One problem with dividing all the counts by two is that it can possibly reshape the tree. Since we are dealing with integers, dividing by two truncates the fractional part of the result, which can lead to imbalances. Consider the Huffman tree shown in Figure 4.7.


Figure 4.7  A Huffman tree created for four symbols.

This is a tree created for four symbols: A, B, C, and D, with weights of 3, 3, 6, and 6. The nodes of the tree are numbered in this diagram, and the diagram clearly shows that the tree is a Huffman tree, since it obeys the sibling property. The problem with this tree occurs if we try a rescaling operation. The simple version of the rescaling algorithm would go through the tree, dividing every leaf node weight by two, then rebuilding upwards from the leaf nodes. The resulting tree would look like what follows.

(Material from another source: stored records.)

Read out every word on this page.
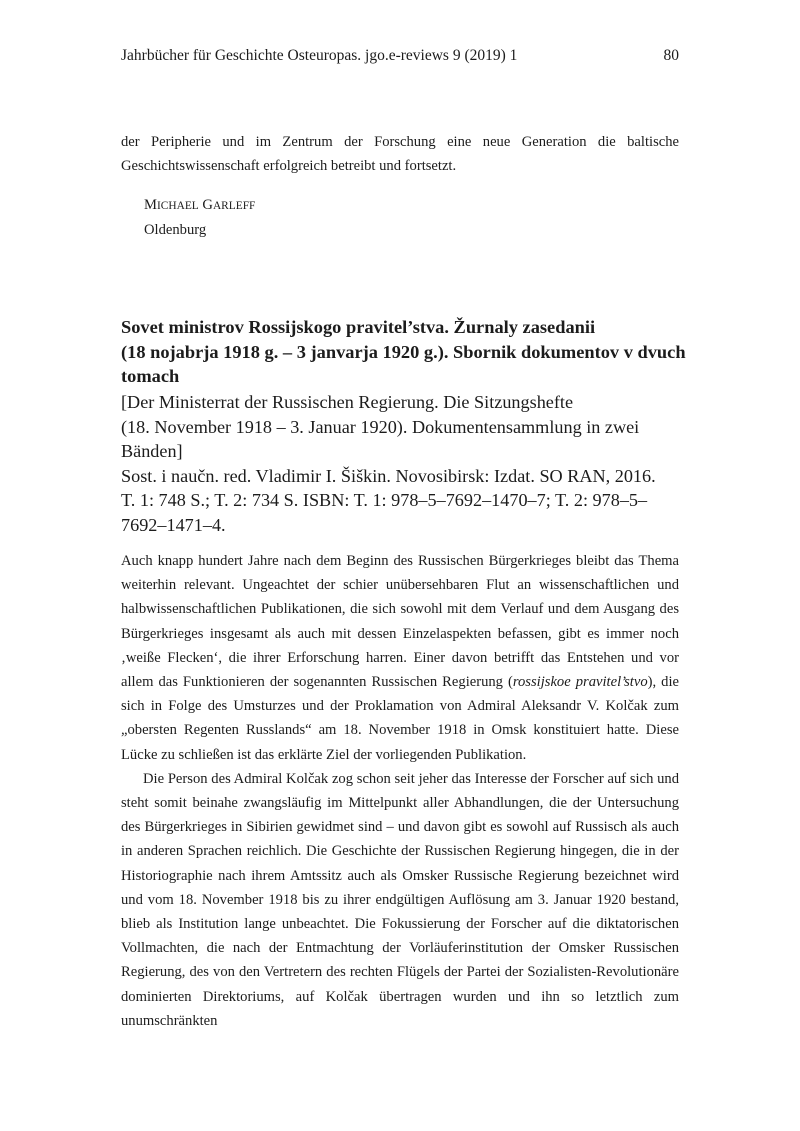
Jahrbücher für Geschichte Osteuropas. jgo.e-reviews 9 (2019) 1	80

der Peripherie und im Zentrum der Forschung eine neue Generation die baltische Geschichtswissenschaft erfolgreich betreibt und fortsetzt.

MICHAEL GARLEFF
Oldenburg
Sovet ministrov Rossijskogo pravitel’stva. Žurnaly zasedanii
(18 nojabrja 1918 g. – 3 janvarja 1920 g.). Sbornik dokumentov v dvuch
tomach
[Der Ministerrat der Russischen Regierung. Die Sitzungshefte
(18. November 1918 – 3. Januar 1920). Dokumentensammlung in zwei
Bänden]
Sost. i naučn. red. Vladimir I. Šiškin. Novosibirsk: Izdat. SO RAN, 2016.
T. 1: 748 S.; T. 2: 734 S. ISBN: T. 1: 978–5–7692–1470–7; T. 2: 978–5–
7692–1471–4.

Auch knapp hundert Jahre nach dem Beginn des Russischen Bürgerkrieges bleibt das Thema weiterhin relevant. Ungeachtet der schier unübersehbaren Flut an wissenschaftlichen und halbwissenschaftlichen Publikationen, die sich sowohl mit dem Verlauf und dem Ausgang des Bürgerkrieges insgesamt als auch mit dessen Einzelaspekten befassen, gibt es immer noch ‚weiße Flecken‘, die ihrer Erforschung harren. Einer davon betrifft das Entstehen und vor allem das Funktionieren der sogenannten Russischen Regierung (rossijskoe pravitel’stvo), die sich in Folge des Umsturzes und der Proklamation von Admiral Aleksandr V. Kolčak zum „obersten Regenten Russlands“ am 18. November 1918 in Omsk konstituiert hatte. Diese Lücke zu schließen ist das erklärte Ziel der vorliegenden Publikation.

Die Person des Admiral Kolčak zog schon seit jeher das Interesse der Forscher auf sich und steht somit beinahe zwangsläufig im Mittelpunkt aller Abhandlungen, die der Untersuchung des Bürgerkrieges in Sibirien gewidmet sind – und davon gibt es sowohl auf Russisch als auch in anderen Sprachen reichlich. Die Geschichte der Russischen Regierung hingegen, die in der Historiographie nach ihrem Amtssitz auch als Omsker Russische Regierung bezeichnet wird und vom 18. November 1918 bis zu ihrer endgültigen Auflösung am 3. Januar 1920 bestand, blieb als Institution lange unbeachtet. Die Fokussierung der Forscher auf die diktatorischen Vollmachten, die nach der Entmachtung der Vorläuferinstitution der Omsker Russischen Regierung, des von den Vertretern des rechten Flügels der Partei der Sozialisten-Revolutionäre dominierten Direktoriums, auf Kolčak übertragen wurden und ihn so letztlich zum unumschränkten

Figure 4.8  The rescaling problem after the nodes are divided by two.

The problem with the resulting tree is that it is no longer a Huffman tree. Because of the vagaries of truncation that follow integer division, we need to end up with a tree that has a slightly different shape:


Figure 4.9  What the tree should look like after integer division.

The properly organized Huffman tree has a drastically different shape from what it had before being rescaled. This happens because rescaling loses some of the precision in our statistical base, introducing errors sometimes reflected in the rescaled tree. As time goes on, we accumulate more statistics, and the effect of the errors gradually fades away.

Unfortunately, there is no simple way to compensate for the necessary reshaping the tree after rescaling. The sample code in this chapter merely does a brute-force rebuilding after rescaling. Rebuilding the entire tree is a relatively expensive operation, but since the rescaling operation is rare, we can live with the cost.